Tools to prepare linguistic surveys for Amazon Mechanical Turk

On crowdsourcing

How to use

How to contribute

Paper (preprint)

Basic suggestions for data analysis

Some analysis suggestions

A full discussion of R and statistical analysis methods is beyond the scope of this post. The statistical analysis used for an experiment must fit the design of that experiment and its research question. For more detailed reading on data analysis, see DeGroot et al. (1986) for statistics; Gelman and Hill (2007) for regression; Baayen et al. (2008), Bates and Maechler (2009) and Barr et al. (2013) for mixed effects regressions; and Venables and Ripley (2000) and Baayen (2008) for R.

Here we suggest some suggestions for simple first steps of looking at your data in R.

Data preparation: Eliminating data from bad submissions

Before analyzing the results of your experiment, it is useful to prepare the data for analysis. Here are suggestions for steps that may be useful to follow, implemented in R. R is free, open-source statistics software available from http://www.r-project.org/. We recommend using RStudio, freely available at http://www.rstudio.com/ide/download/desktop, rather than the R console itself. You will need to have R installed on your computer to use RStudio. We recommend using the packages languageR for simple analyses and lattice for data visualization; these packages are available from CRAN (http://cran.r-project.org/), the Comprehensive R Archive Network. Packages can be installed using the R command install.packages or through the command Install Packages in the Tools menu in RStudio. To read more about this and any other functions in R, type a question mark before the function name into the R console, e.g. ?install.packages, or go to the Help tab in the lower right-hand side of your screen in RStudio.

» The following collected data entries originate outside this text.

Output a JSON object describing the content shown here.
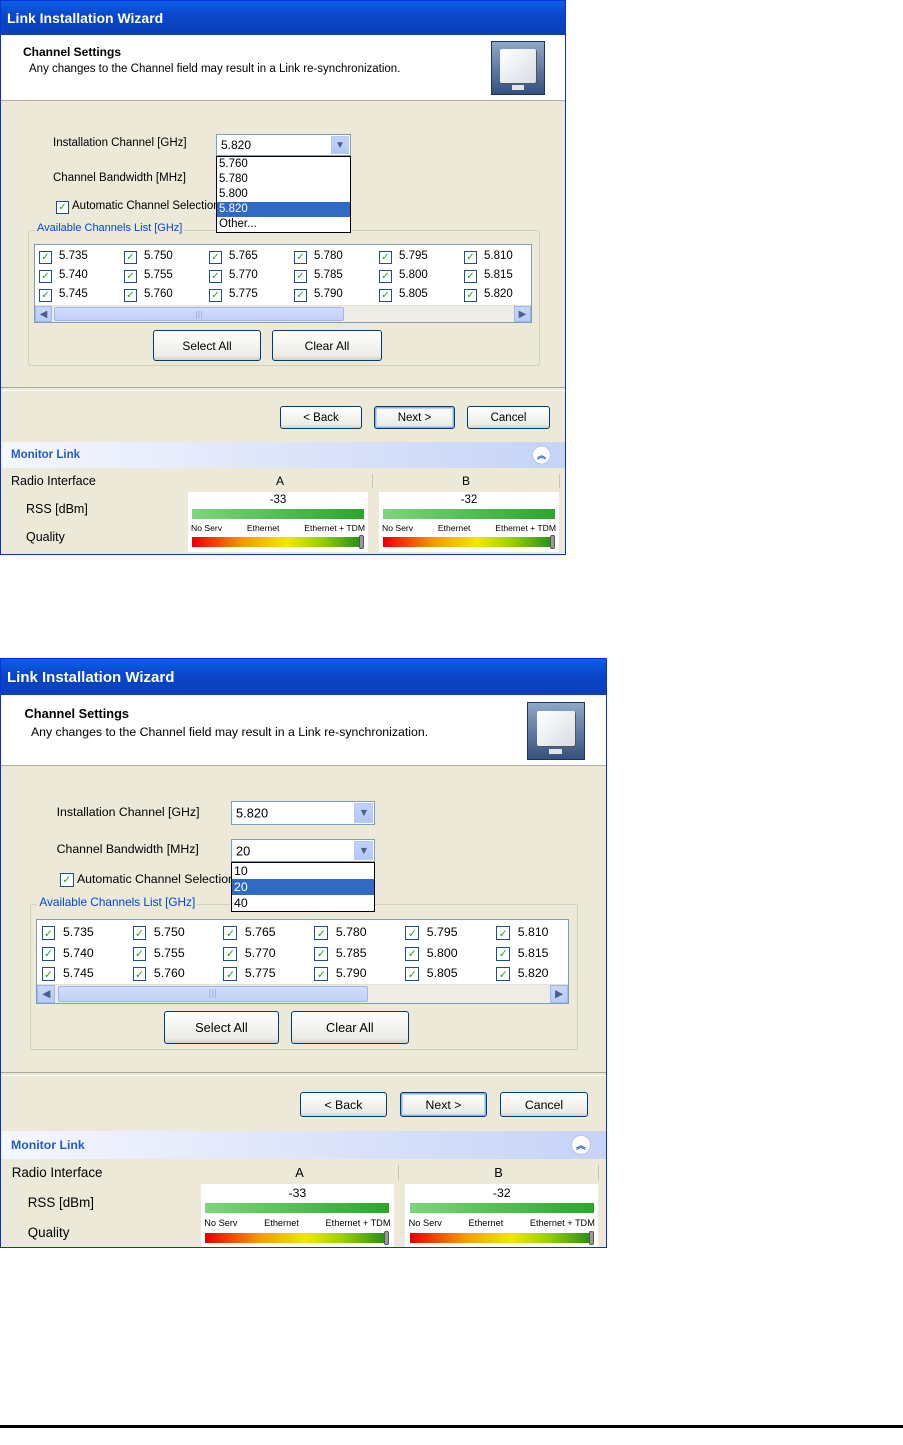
{
  "screens": [
    {
      "window_title": "Link Installation Wizard",
      "header_title": "Channel Settings",
      "header_subtitle": "Any changes to the Channel field may result in a Link re-synchronization.",
      "installation_channel_label": "Installation Channel [GHz]",
      "installation_channel_value": "5.820",
      "channel_bandwidth_label": "Channel Bandwidth [MHz]",
      "auto_channel_label": "Automatic Channel Selection",
      "open_dropdown_options": [
        "5.760",
        "5.780",
        "5.800",
        "5.820",
        "Other..."
      ],
      "open_dropdown_selected": "5.820",
      "channels_group_label": "Available Channels List [GHz]",
      "select_all_label": "Select All",
      "clear_all_label": "Clear All",
      "back_label": "< Back",
      "next_label": "Next >",
      "cancel_label": "Cancel",
      "monitor_link_label": "Monitor Link",
      "radio_interface_label": "Radio Interface",
      "col_a": "A",
      "col_b": "B",
      "rss_label": "RSS [dBm]",
      "quality_label": "Quality",
      "rss_a": "-33",
      "rss_b": "-32",
      "quality_scale": [
        "No Serv",
        "Ethernet",
        "Ethernet + TDM"
      ]
    },
    {
      "window_title": "Link Installation Wizard",
      "header_title": "Channel Settings",
      "header_subtitle": "Any changes to the Channel field may result in a Link re-synchronization.",
      "installation_channel_label": "Installation Channel [GHz]",
      "installation_channel_value": "5.820",
      "channel_bandwidth_label": "Channel Bandwidth [MHz]",
      "channel_bandwidth_value": "20",
      "auto_channel_label": "Automatic Channel Selection",
      "open_dropdown_options": [
        "10",
        "20",
        "40"
      ],
      "open_dropdown_selected": "20",
      "channels_group_label": "Available Channels List [GHz]",
      "select_all_label": "Select All",
      "clear_all_label": "Clear All",
      "back_label": "< Back",
      "next_label": "Next >",
      "cancel_label": "Cancel",
      "monitor_link_label": "Monitor Link",
      "radio_interface_label": "Radio Interface",
      "col_a": "A",
      "col_b": "B",
      "rss_label": "RSS [dBm]",
      "quality_label": "Quality",
      "rss_a": "-33",
      "rss_b": "-32",
      "quality_scale": [
        "No Serv",
        "Ethernet",
        "Ethernet + TDM"
      ]
    }
  ],
  "channels": [
    [
      "5.735",
      "5.750",
      "5.765",
      "5.780",
      "5.795",
      "5.810"
    ],
    [
      "5.740",
      "5.755",
      "5.770",
      "5.785",
      "5.800",
      "5.815"
    ],
    [
      "5.745",
      "5.760",
      "5.775",
      "5.790",
      "5.805",
      "5.820"
    ]
  ],
  "channels_checked": true,
  "icons": {
    "check": "✓",
    "combo_arrow": "chevron-down-icon",
    "scroll_left": "arrow-left-icon",
    "scroll_right": "arrow-right-icon",
    "collapse": "double-chevron-up-icon"
  }
}
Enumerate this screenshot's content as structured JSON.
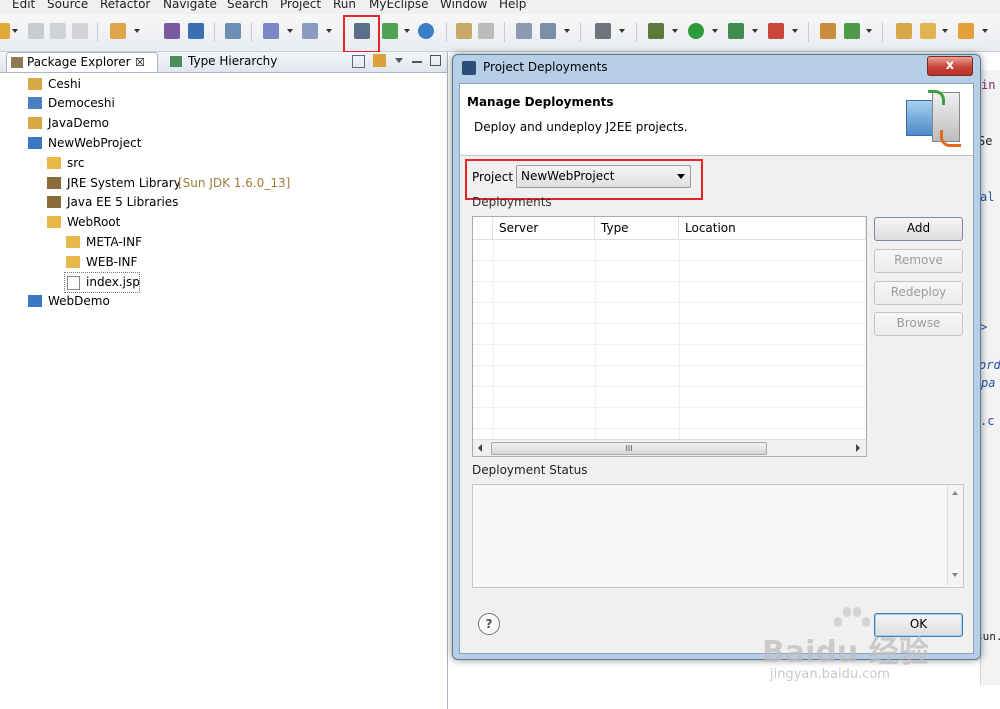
{
  "menu": [
    "Edit",
    "Source",
    "Refactor",
    "Navigate",
    "Search",
    "Project",
    "Run",
    "MyEclipse",
    "Window",
    "Help"
  ],
  "tabs": {
    "package_explorer": "Package Explorer",
    "package_explorer_close": "☒",
    "type_hierarchy": "Type Hierarchy"
  },
  "tree": [
    {
      "label": "Ceshi"
    },
    {
      "label": "Democeshi"
    },
    {
      "label": "JavaDemo"
    },
    {
      "label": "NewWebProject"
    },
    {
      "label": "src"
    },
    {
      "label": "JRE System Library",
      "decoration": "[Sun JDK 1.6.0_13]"
    },
    {
      "label": "Java EE 5 Libraries"
    },
    {
      "label": "WebRoot"
    },
    {
      "label": "META-INF"
    },
    {
      "label": "WEB-INF"
    },
    {
      "label": "index.jsp"
    },
    {
      "label": "WebDemo"
    }
  ],
  "editor_fragments": [
    "in",
    "Se",
    "al",
    ">",
    "ord",
    "pa",
    ".c",
    "sun."
  ],
  "dialog": {
    "title": "Project Deployments",
    "close_label": "x",
    "heading": "Manage Deployments",
    "description": "Deploy and undeploy J2EE projects.",
    "project_label": "Project",
    "project_value": "NewWebProject",
    "deployments_label": "Deployments",
    "columns": [
      "Server",
      "Type",
      "Location"
    ],
    "scroll_mark": "III",
    "buttons": {
      "add": "Add",
      "remove": "Remove",
      "redeploy": "Redeploy",
      "browse": "Browse",
      "ok": "OK"
    },
    "status_label": "Deployment Status",
    "help": "?"
  },
  "watermark": {
    "logo": "Baidu 经验",
    "url": "jingyan.baidu.com"
  },
  "colors": {
    "highlight": "#e8232a",
    "dialog_frame": "#b7cfe6",
    "folder": "#e8b84a",
    "project": "#4a7fc1"
  }
}
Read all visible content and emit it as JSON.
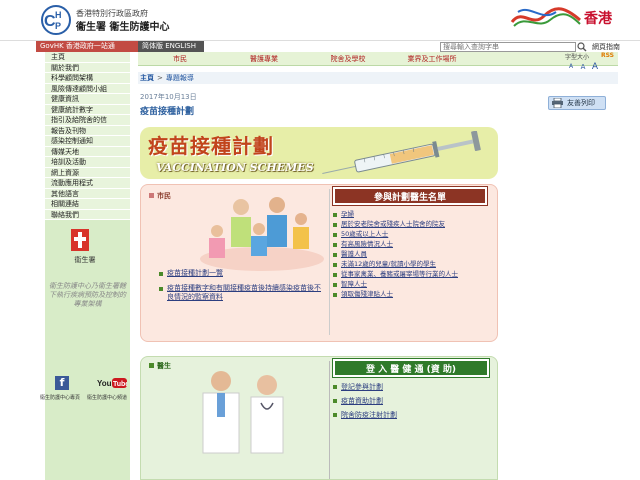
{
  "header": {
    "logo_letters": "CHP",
    "org_line1": "香港特別行政區政府",
    "org_line2": "衞生署 衞生防護中心",
    "brand_text": "香港"
  },
  "govbar": {
    "govhk_label": "GovHK 香港政府一站通",
    "lang_label": "简体版  ENGLISH",
    "search_placeholder": "搜尋輸入查詢字串",
    "sitemap_label": "網頁指南"
  },
  "sidebar": {
    "items": [
      {
        "label": "主頁"
      },
      {
        "label": "關於我們"
      },
      {
        "label": "科學顧問架構"
      },
      {
        "label": "風險傳達顧問小組"
      },
      {
        "label": "健康資訊"
      },
      {
        "label": "健康統計數字"
      },
      {
        "label": "指引及給院舍的信"
      },
      {
        "label": "報告及刊物"
      },
      {
        "label": "感染控制通知"
      },
      {
        "label": "傳媒天地"
      },
      {
        "label": "培訓及活動"
      },
      {
        "label": "網上資源"
      },
      {
        "label": "流動應用程式"
      },
      {
        "label": "其他語言"
      },
      {
        "label": "相關連結"
      },
      {
        "label": "聯絡我們"
      }
    ],
    "dh_label": "衞生署",
    "slogan": "衞生防護中心乃衞生署轄下執行疾病預防及控制的專業架構",
    "facebook_label": "衞生防護中心專頁",
    "youtube_label": "衞生防護中心頻道",
    "youtube_text": "YouTube"
  },
  "topnav": {
    "items": [
      {
        "label": "市民"
      },
      {
        "label": "醫護專業"
      },
      {
        "label": "院舍及學校"
      },
      {
        "label": "業界及工作場所"
      }
    ],
    "font_size_label": "字型大小",
    "font_sizes": [
      "A",
      "A",
      "A"
    ],
    "rss_label": "RSS"
  },
  "breadcrumb": {
    "home": "主頁",
    "separator": ">",
    "current": "專題報導"
  },
  "content": {
    "date": "2017年10月13日",
    "title": "疫苗接種計劃",
    "print_label": "友善列印",
    "banner_title": "疫苗接種計劃",
    "banner_subtitle": "VACCINATION SCHEMES"
  },
  "citizen": {
    "label": "市民",
    "links": [
      {
        "label": "疫苗接種計劃一覽"
      },
      {
        "label": "疫苗接種數字和有關接種疫苗後持續感染疫苗後不良情況的監察資料"
      }
    ],
    "list_header": "參與計劃醫生名單",
    "list_items": [
      {
        "label": "孕婦"
      },
      {
        "label": "居於安老院舍或殘疾人士院舍的院友"
      },
      {
        "label": "50歲或以上人士"
      },
      {
        "label": "有高風險情況人士"
      },
      {
        "label": "醫護人員"
      },
      {
        "label": "未滿12歲的兒童/就讀小學的學生"
      },
      {
        "label": "從事家禽業、養豬或屠宰場等行業的人士"
      },
      {
        "label": "智障人士"
      },
      {
        "label": "領取傷殘津貼人士"
      }
    ]
  },
  "doctor": {
    "label": "醫生",
    "ehr_header": "登 入 醫 健 通 (資 助)",
    "links": [
      {
        "label": "登記參與計劃"
      },
      {
        "label": "疫苗資助計劃"
      },
      {
        "label": "院舍防疫注射計劃"
      }
    ]
  },
  "colors": {
    "gov_red": "#c24b43",
    "nav_red": "#b02020",
    "title_blue": "#2c5f9e",
    "list_header_brown": "#8c3424",
    "ehr_header_green": "#2f7a2a",
    "sidebar_green": "#d8ecc8"
  },
  "icons": [
    "chp-logo-icon",
    "search-icon",
    "rss-icon",
    "print-icon",
    "facebook-icon",
    "youtube-icon",
    "dh-logo-icon"
  ]
}
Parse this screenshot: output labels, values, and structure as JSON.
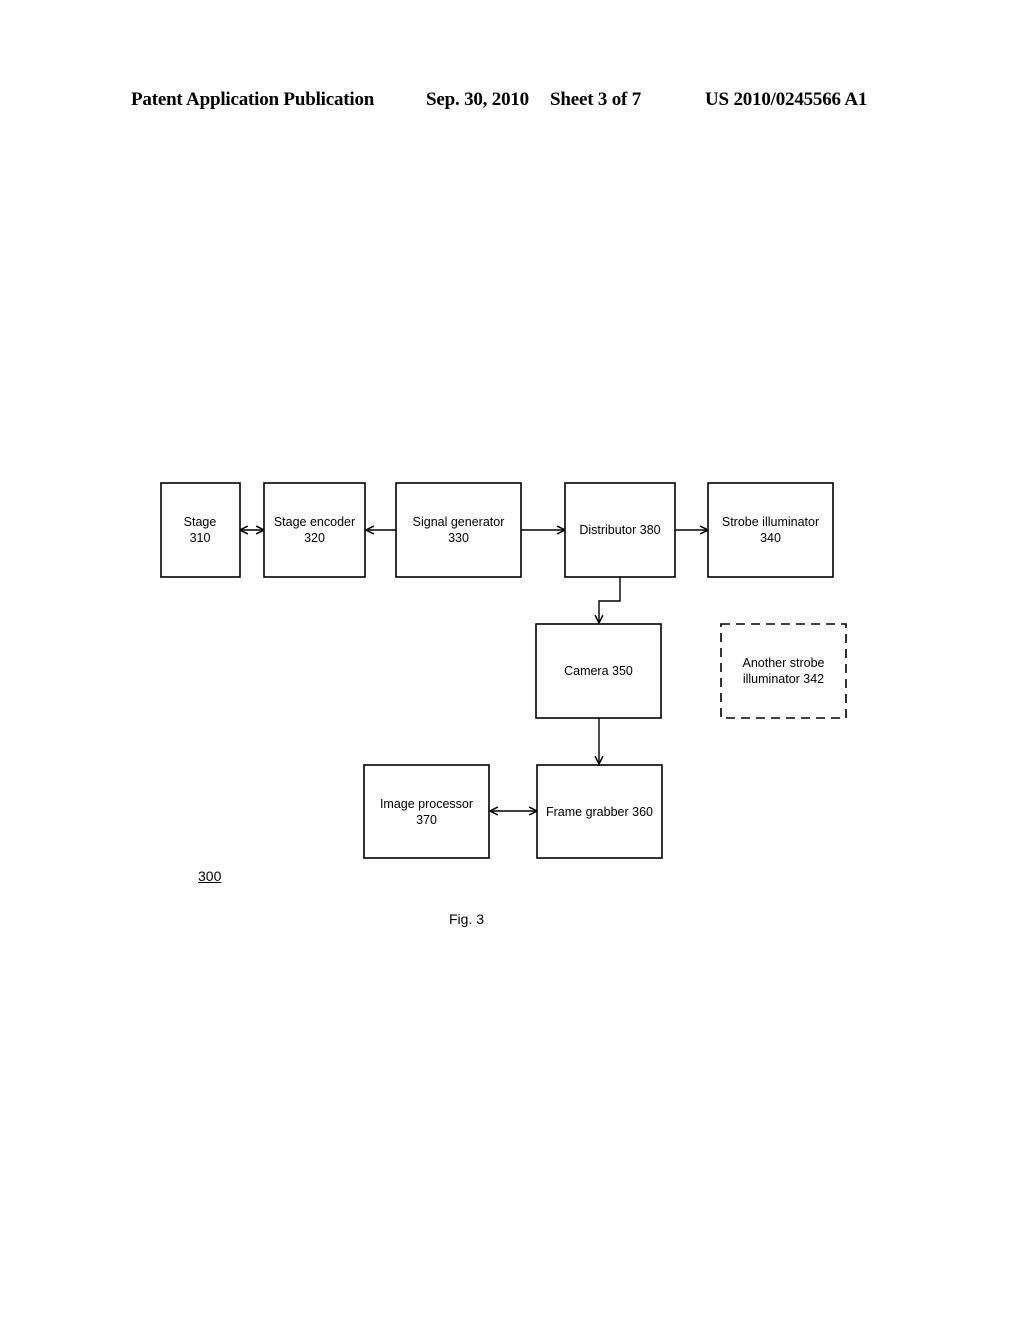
{
  "header": {
    "publication": "Patent Application Publication",
    "date": "Sep. 30, 2010",
    "sheet": "Sheet 3 of 7",
    "number": "US 2010/0245566 A1"
  },
  "diagram": {
    "blocks": {
      "stage": {
        "line1": "Stage",
        "line2": "310"
      },
      "stage_encoder": {
        "line1": "Stage encoder",
        "line2": "320"
      },
      "signal_generator": {
        "line1": "Signal generator",
        "line2": "330"
      },
      "distributor": {
        "line1": "Distributor 380"
      },
      "strobe_illuminator": {
        "line1": "Strobe illuminator",
        "line2": "340"
      },
      "camera": {
        "line1": "Camera 350"
      },
      "another_strobe": {
        "line1": "Another strobe",
        "line2": "illuminator 342",
        "style": "dashed"
      },
      "image_processor": {
        "line1": "Image processor",
        "line2": "370"
      },
      "frame_grabber": {
        "line1": "Frame grabber 360"
      }
    },
    "connections": [
      {
        "from": "stage",
        "to": "stage_encoder",
        "type": "bidirectional"
      },
      {
        "from": "signal_generator",
        "to": "stage_encoder",
        "type": "directed"
      },
      {
        "from": "signal_generator",
        "to": "distributor",
        "type": "directed"
      },
      {
        "from": "distributor",
        "to": "strobe_illuminator",
        "type": "directed"
      },
      {
        "from": "distributor",
        "to": "camera",
        "type": "directed"
      },
      {
        "from": "camera",
        "to": "frame_grabber",
        "type": "directed"
      },
      {
        "from": "image_processor",
        "to": "frame_grabber",
        "type": "bidirectional"
      }
    ],
    "reference_numeral": "300",
    "caption": "Fig. 3"
  }
}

Once RStudio is running, you can create or edit an analysis script for your experiment. We have provided as part of the tools in this paper a simple analysis script analysis.r that you can modify for your needs. We recommend keeping the script in the same folder as the other scripts and data for your experiment. We further recommend having separate directories for each experiment that you create. It is better to edit analysis scripts rather than typing commands directly into the R-Studio (or R) console, because having a script ensures replicability and creates a record of your work.

After saving your analysis script in the same folder as the decoded results file, set the Working Directory to the source file location. This can be done from the Tools menu in RStudio or by using the command setwd(‘xxxxxx’), where xxxxxx is the full path to the directory where your results file is located on your computer.

Start by reading in the decoded results file into a variable, here results. results <- read.csv(‘definiteness-effect.results.decoded.csv’, header=TRUE)

We recommend cleaning up this file in at least four ways, by excluding the following types of participants: (a) non-native speakers, (b) participants whose submission you rejected on AMT, (c) participants who did not complete the survey and participants who completed more than one survey, (d) participants with low accuracy rates on ‘catch’ filler items and comprehension questions. Depending on the study, you may choose to use only some of the suggestions in (a)-(d) and perhaps to use other additional exclusion criteria. Normally, we find that few participants need to be filtered from an experiment—usually fewer than 10%.

Non-native speakers can be excluded by applying the subset command to the results file and keeping only participants who said that they are native speakers (in this case, of English). We will use the answer given to one of the demographic questions in our skeletons, stored in the english column. The subset command will take a data frame and a criterion and return only those lines in the data frame that meet the criterion.

results <- subset(results, english == 1)

To reject participants whose submission you rejected on AMT, subset the file to return only those participants whose assignment status is not ‘Rejected’.

results <- subset(results, AssignmentStatus != 'Rejected')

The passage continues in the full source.